SynapseML icon indicating copy to clipboard operation
SynapseML copied to clipboard

Add MMLSPARK_PYSPARK_CORES to specify CPU core count for PySpark

Open ghost opened this issue 6 years ago • 5 comments

This is just a POC to get early feedback.

I run mmlspark locally on my notebook and figured out that only 2 of my 6 CPU cores were used when calculating Pi with PySpark, with code as below. I couldn't find an easy out-of-the-box mechanism to tweak this behavior. Therefore, I thought it'd be nice to make this configurable through env-vars so that users can tweak this during container creating. Thus, this pull request.

Please give me feedback whether you like this feature. If you do, I'll extend the documentation accordingly.

For reference, here's the code I run

import random
num_samples = 100000000
def inside(p):
  x, y = random.random(), random.random()
  return x*x + y*y < 1
count = sc.parallelize(range(0, num_samples)).filter(inside).count()
pi = 4.0 * count / num_samples
print(pi)

ghost avatar Jun 01 '19 08:06 ghost

Looks good @zulli73 if you add a line in the docs ill merge!

mhamilton723 avatar Jun 11 '19 19:06 mhamilton723

CLA assistant check
All CLA requirements met.

msftclas avatar Jun 16 '19 09:06 msftclas

I've added documentation.

I added a whole new section covering all environment variables because I felt it didn't fit into any of the existing part of the documentation. Moreover, I thought about adding it to the example docker run command, but I didn't want to make that example more complicated than necessary. Hence, the new section.

ghost avatar Jun 16 '19 09:06 ghost

Hello @zulli73, if you don't mind, please resolve the conflict and I'll trigger the merge. Thank you for your contribution!

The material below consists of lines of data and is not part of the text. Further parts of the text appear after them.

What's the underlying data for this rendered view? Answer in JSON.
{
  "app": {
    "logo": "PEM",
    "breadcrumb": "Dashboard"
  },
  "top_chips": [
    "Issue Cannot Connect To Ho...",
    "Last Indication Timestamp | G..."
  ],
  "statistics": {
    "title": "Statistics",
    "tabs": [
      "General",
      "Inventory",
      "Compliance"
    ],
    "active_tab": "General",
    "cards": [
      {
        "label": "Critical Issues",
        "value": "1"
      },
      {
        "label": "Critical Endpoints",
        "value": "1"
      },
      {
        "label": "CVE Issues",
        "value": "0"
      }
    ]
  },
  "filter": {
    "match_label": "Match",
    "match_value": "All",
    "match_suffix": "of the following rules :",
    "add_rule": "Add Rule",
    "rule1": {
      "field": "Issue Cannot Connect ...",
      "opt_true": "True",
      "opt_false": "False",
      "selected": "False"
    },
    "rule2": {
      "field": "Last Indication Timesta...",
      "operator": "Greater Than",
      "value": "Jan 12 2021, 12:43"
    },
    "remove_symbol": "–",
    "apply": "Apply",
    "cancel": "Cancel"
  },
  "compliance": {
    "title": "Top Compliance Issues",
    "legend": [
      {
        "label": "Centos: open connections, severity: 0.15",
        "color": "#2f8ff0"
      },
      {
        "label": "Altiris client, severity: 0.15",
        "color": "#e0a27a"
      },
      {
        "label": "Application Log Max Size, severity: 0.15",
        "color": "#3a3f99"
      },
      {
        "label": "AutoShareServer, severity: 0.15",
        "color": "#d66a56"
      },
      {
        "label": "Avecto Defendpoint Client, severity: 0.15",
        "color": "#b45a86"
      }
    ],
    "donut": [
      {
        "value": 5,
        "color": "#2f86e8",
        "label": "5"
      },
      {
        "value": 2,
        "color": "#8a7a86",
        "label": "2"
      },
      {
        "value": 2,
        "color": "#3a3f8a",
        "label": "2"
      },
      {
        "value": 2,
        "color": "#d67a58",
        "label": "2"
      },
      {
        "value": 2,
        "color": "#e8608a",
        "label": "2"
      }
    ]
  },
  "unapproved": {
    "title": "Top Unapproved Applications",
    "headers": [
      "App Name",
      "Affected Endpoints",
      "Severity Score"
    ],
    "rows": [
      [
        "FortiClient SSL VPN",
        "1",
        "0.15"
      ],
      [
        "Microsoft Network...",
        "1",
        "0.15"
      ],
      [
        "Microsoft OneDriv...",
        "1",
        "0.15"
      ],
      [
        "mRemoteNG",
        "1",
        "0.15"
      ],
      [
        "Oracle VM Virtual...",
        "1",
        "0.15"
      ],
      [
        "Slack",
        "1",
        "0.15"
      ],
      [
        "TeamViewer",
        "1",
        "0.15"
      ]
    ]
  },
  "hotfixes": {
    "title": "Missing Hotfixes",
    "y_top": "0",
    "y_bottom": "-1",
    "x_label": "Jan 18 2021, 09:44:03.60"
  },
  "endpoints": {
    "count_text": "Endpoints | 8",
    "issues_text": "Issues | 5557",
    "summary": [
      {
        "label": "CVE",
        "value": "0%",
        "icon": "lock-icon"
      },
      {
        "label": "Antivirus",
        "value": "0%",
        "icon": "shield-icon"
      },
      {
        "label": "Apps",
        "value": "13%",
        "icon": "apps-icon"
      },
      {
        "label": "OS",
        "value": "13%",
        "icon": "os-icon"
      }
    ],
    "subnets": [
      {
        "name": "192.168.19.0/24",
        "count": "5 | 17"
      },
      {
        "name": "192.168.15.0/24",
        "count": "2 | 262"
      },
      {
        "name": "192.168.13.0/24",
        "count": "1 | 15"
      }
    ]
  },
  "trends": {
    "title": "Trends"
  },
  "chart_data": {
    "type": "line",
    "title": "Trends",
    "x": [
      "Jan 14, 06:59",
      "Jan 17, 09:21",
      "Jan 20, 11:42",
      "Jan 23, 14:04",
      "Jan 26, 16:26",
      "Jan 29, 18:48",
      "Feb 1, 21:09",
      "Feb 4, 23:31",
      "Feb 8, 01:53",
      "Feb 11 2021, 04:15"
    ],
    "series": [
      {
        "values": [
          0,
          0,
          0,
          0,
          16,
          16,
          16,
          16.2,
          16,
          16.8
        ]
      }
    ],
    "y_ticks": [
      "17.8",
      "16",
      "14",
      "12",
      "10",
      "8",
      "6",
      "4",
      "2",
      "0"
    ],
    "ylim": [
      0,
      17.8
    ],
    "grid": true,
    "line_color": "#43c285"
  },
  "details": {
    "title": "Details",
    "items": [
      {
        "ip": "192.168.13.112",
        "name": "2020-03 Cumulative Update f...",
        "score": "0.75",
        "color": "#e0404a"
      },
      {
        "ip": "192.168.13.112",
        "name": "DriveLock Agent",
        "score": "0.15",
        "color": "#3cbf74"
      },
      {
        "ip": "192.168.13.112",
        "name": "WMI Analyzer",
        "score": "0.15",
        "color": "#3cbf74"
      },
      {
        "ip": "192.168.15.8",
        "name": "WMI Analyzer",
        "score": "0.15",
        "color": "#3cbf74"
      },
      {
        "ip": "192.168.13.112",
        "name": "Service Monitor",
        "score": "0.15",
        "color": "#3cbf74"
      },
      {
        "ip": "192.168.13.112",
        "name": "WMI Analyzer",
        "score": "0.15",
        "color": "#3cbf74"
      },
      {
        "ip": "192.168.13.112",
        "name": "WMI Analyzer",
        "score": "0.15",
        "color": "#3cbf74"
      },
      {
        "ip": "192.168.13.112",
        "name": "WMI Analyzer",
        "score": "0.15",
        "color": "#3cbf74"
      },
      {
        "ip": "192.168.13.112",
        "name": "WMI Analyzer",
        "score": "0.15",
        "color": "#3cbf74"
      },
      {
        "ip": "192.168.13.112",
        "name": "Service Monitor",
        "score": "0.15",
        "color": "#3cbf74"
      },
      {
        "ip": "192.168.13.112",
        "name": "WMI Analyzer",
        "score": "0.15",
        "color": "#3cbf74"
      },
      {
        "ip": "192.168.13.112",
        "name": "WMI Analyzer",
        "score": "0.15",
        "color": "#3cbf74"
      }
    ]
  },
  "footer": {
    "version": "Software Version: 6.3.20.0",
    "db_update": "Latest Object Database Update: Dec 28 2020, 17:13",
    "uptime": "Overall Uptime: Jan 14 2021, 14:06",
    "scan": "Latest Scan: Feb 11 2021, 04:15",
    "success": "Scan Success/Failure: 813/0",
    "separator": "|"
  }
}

drdarshan avatar Jul 17 '19 01:07 drdarshan

Hi @drdarshan.

Short story: Has this pull request become obsolete? Searching for "local[", all results use "local[*]" which indicates that the latest version at master may already use all CPU cores.

Long story: I'd happily fix merge conflicts, but I have troubles to understand the change that caused this merge conflict d34f9d1: The file I modified got removed and it's not obvious to me why it became obsolete. It seems to me that since that change, no new Docker image has been pushed - therefore I can't easily check whether Spark utilizes all available CPU cores since that commit. Finally: I couldn't find the docs for building the Docker image myself/locally

ghost avatar Aug 12 '19 05:08 ghost